Standard-Urotherapie (Basistherapie für alle Enuretiker)
- Information: Entwicklung und Reifungsprozesse der Blasenkontrolle, Erklärung der vorliegenden Störung, Therapieoptionen
- Verhaltensmassnahmen:
- Blasenentleerung: Toilettengang bei Harndrang, unmittelbar vor dem Schlafengehen, morgens nach dem Aufstehen und vor längeren Ausfahrten. Bei zusätzlichen Tagesbeschwerden Blasentraining mit regelmässigen Toilettengängen nach Uhr.
- Trinkverhalten: Abendliche Trinkmenge reduzieren, letzte Portion spätestens 1 Stunde vor dem Schlafen. Achtung: Das ist nur möglich, wenn das Kind über den Tag verteilt ausreichend Flüssigkeit getrunken hat (an Alter und Gewicht angepasst). Hilfreich z.B. die 7-Becher-Regel.
- Stuhlregulation bei Verstopfung (Anpassung von Ernährung und Trinkgewohnheiten)
- Motivation: Zum Beispiel selbständiges Führen von Erfolgskalendern
- Dokumentation: Verlaufsprotokolle, regelmässige Kontrollen beim Arzt
Ca. 15% der Bettnässer sind mit diesen allgemeinen Verhaltensmassnahmen nach ca. 4 Wochen trocken.
Spezielle Urotherapie
- Alarmsysteme:
- Erste Wahl bei monosymptomatischer Enuresis; hohe Motivation und Schulung wichtig.
- Verhaltenstherapie mittels Weckapparat (''Klingelhose'', ''Klingelmatte''): Beim ersten Urintropfen klingelt oder vibriert das Alarmsystem und das Kind erwacht und kann aktiv den Harn zurückhalten und zur Toilette gehen. So lernt das Kind mit der Zeit zu spüren, wann seine Blase voll ist.
- Erfolgsrate: ca. 60% nach 2 Monaten, ca. 80% nach 4 Monaten, geringe Rückfallrate
- Weitere spezielle Verfahren, die v.a. bei gleichzeitigen Tagesbeschwerden, also bei Blasenfunktionsstörungen, eingesetzt werden:
- Beckenbodentraining
- Biofeedback
- Elektrostimulation u.a.
2. Medikamentöse Therapie
- ADH-Ersatz (Hormontherapie):
- Bei zu grossen nächtlichen Harnmengen infolge eines Mangels des antidiuretischen Hormons (ADH) kann ein künstlich hergestellter Ersatz in Tablettenform verabreicht werden.

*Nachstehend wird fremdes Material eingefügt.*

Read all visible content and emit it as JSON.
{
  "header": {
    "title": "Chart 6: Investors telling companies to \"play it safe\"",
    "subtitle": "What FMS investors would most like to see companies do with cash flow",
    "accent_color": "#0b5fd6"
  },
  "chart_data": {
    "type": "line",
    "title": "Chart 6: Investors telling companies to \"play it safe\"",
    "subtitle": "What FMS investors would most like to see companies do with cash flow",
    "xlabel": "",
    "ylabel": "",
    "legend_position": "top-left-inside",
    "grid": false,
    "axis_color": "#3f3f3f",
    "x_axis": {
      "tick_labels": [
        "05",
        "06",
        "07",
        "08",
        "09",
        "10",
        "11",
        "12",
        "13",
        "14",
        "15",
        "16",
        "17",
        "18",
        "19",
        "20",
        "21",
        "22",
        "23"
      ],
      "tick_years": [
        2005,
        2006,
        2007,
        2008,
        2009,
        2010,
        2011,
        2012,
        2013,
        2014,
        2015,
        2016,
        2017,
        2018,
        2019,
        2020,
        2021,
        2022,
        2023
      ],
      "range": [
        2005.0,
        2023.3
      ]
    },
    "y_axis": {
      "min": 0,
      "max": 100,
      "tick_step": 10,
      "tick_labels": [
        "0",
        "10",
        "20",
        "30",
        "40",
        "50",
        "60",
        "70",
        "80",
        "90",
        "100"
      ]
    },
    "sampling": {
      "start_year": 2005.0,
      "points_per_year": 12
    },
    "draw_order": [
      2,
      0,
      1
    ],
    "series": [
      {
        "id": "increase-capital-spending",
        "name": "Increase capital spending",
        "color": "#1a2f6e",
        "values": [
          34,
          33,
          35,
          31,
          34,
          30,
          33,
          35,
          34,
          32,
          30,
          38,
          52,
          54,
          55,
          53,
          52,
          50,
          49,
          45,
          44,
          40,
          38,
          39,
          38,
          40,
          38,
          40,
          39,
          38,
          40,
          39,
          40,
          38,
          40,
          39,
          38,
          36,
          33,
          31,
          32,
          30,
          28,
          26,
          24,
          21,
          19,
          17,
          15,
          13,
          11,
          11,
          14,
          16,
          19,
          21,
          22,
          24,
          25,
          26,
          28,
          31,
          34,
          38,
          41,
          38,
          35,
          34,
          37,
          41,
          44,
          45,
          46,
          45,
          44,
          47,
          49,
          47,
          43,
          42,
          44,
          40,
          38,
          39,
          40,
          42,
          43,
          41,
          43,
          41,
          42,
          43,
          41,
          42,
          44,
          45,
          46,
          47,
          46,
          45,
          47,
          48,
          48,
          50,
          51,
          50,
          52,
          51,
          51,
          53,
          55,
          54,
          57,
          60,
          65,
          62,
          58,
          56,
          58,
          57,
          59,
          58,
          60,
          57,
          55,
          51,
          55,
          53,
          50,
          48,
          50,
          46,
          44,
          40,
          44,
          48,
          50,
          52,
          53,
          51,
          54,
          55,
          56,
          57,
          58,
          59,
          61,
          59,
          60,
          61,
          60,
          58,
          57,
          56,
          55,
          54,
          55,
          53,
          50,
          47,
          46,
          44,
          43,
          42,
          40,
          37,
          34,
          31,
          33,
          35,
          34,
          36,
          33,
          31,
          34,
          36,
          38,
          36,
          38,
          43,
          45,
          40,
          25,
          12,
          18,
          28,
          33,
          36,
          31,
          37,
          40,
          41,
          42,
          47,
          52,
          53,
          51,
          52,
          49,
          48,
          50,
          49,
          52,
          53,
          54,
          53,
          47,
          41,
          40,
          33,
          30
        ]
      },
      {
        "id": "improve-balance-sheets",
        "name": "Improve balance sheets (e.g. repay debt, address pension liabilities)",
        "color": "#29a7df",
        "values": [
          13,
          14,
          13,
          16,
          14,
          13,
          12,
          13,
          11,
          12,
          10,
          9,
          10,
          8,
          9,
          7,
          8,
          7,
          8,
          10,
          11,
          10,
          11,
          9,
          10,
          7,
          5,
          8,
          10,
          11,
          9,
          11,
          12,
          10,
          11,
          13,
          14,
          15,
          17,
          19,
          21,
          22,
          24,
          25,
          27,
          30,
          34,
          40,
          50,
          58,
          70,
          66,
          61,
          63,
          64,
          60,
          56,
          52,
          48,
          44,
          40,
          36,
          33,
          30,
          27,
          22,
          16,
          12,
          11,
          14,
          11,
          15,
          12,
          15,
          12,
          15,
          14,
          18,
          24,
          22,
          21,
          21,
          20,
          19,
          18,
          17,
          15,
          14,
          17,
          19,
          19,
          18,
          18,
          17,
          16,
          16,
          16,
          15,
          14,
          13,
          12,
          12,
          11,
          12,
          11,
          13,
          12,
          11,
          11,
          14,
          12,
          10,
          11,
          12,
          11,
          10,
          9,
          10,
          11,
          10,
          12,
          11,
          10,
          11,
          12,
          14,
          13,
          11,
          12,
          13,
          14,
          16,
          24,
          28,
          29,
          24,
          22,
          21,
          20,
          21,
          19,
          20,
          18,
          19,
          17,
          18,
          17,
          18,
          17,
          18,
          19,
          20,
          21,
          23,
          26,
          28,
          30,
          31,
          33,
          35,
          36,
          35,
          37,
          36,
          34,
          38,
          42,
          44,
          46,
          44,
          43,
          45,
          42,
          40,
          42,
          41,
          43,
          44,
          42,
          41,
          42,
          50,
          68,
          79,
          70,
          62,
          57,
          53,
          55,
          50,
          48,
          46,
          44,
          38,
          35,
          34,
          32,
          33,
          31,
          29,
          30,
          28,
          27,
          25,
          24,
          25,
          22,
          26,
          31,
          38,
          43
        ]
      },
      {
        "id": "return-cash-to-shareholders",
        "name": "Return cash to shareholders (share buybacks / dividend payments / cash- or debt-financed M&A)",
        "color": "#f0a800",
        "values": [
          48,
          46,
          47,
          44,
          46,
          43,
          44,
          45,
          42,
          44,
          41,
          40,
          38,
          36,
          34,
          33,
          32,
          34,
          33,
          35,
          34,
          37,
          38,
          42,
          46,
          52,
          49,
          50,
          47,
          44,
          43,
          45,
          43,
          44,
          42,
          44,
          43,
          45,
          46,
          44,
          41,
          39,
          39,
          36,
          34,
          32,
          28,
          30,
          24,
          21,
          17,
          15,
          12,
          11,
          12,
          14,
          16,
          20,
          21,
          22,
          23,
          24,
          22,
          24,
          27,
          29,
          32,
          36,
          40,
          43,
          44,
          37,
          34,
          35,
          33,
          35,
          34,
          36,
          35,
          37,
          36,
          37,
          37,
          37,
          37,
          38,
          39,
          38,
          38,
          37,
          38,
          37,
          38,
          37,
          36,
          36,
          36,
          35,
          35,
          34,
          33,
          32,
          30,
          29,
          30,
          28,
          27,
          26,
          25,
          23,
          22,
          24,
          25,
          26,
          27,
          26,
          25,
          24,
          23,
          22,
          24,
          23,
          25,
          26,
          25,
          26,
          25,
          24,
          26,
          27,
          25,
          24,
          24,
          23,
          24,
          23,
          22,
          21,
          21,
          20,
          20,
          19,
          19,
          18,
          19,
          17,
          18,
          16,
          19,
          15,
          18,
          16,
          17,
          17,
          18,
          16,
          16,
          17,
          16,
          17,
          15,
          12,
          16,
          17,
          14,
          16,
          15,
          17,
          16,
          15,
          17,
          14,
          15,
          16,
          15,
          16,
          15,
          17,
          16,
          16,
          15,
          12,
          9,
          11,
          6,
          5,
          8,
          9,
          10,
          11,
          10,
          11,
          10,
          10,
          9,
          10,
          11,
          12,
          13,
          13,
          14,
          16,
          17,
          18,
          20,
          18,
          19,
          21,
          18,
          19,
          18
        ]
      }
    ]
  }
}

- Einsatz bei monosymptomatischer Enuresis: Wenn andere Behandlungsmethoden wie Urotherapie und Alarmtherapie nicht anschlagen; wenn familiäre oder andere Belastungen aufwendige Therapien nicht zulassen; bedarfsmässig zur Überbrückung von speziellen Situationen (Schulreise, Ferienreise etc.); bei fehlender Motivation für aufwendige Therapien.
- Erfolgsrate 60-70%, hohe Rückfallquote, die aber durch Ausschleichen der Therapie verringert werden kann.
- In Fällen mit noch unreifer Blasenkontrolle und überreaktivem Blasenmuskel (oft auch mit Tagesbeschwerden) können Wirkstoffe verabreicht werden, die das Zusammenziehen des Blasenmuskels und damit die Blasenentleerung unterdrücken und so das Fassungsvermögen der Blase erhöhen. Einsatz nach erfolgter Urotherapie (inkl. Alarmtherapie). Oft als Kombinationstherapie mit dem ADH-Ersatz.
- Bei Tagesbeschwerden mit Blasenentleerungsstörungen können Wirkstoffe helfen, die den Blasenhals entspannen und so die Blasenentleerung erleichtern.
3. Alternative Therapiemassnahmen
- Akupunktur: z.B. Laserakupunktur (schmerzlos) bei nicht auf Therapie ansprechender primärer monosymptomatischer Enuresis
- Homöopathie, Chirotherapie, Hypnose: unklare Wirksamkeit bei unzureichender Datenlage
4. Therapie von Begleitstörungen
Begleitstörungen müssen in Zusammenarbeit mit entsprechenden Fachspezialisten behandelt werden.